A person who appears to be ambling aimlessly, but is secretly in search of adventure.

7.12.2008

Elena del Rivero at Corcoran

Elena del Rivero, [Swi:t] Home: A Chant, 2001–2006, installation of found papers mended, burnt, embroidered, and stitched to five rolls of muslin. Courtesy of the Corcoran Gallery of Art, Washington, D.C., and the artist. (c) Elena del Rivero

You have got to go see this installation by Elena del Rivero in the Corcoran's rotunda room. Gorgeous.

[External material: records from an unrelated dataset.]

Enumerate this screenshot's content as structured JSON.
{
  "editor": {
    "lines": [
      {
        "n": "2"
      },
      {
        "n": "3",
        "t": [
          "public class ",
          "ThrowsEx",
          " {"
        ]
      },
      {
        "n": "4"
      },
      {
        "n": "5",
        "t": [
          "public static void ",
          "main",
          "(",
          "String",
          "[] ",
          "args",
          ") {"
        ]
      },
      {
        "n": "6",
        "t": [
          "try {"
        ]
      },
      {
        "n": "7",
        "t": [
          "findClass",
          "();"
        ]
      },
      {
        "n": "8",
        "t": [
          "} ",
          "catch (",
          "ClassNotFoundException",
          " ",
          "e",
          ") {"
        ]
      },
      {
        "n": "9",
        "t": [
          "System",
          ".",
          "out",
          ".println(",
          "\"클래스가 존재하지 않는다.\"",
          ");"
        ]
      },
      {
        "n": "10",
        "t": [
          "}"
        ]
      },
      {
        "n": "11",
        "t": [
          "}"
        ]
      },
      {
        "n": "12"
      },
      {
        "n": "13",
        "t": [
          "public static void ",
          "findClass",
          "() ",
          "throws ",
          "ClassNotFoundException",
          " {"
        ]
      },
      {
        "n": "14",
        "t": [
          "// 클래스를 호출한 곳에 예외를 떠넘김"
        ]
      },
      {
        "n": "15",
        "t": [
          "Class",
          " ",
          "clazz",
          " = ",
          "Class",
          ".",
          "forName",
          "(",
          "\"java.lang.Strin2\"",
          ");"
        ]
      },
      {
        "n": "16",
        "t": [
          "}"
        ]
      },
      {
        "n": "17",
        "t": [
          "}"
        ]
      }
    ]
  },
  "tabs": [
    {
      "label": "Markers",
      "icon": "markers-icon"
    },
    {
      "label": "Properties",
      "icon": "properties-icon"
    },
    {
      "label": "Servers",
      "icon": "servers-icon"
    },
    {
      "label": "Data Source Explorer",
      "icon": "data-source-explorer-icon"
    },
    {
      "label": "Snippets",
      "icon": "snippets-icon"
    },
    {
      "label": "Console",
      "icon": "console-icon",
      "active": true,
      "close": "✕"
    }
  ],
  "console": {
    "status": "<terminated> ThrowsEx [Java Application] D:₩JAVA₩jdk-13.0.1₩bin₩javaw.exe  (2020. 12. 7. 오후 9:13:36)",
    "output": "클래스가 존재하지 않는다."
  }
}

When the World Trade Center was attacked on September 11, 2001, Del Rivero’s living and working space—located just across the street from the towers—was also a casualty. Returning home to find her windows blown out and every surface covered with ash and debris, the artist began the process of making sense of an event that had, in an instant, supplanted the memories made and recorded there during the previous year. Over the next five years, Del Rivero painstakingly collected, catalogued, and, ultimately stitched together the bits of paper and debris that she found in her apartment. The result is a majestic curtain of sewn paper, more than 500 feet long. Installed in the Corcoran’s rotunda through November 16, the work cascades from the ceiling onto the floor—at once dramatic and humble, mournful and reparative. Like [Swi:t] Home, it speaks to the complex intermingling of daily routine and chance events, and the ways in which life intersects with art.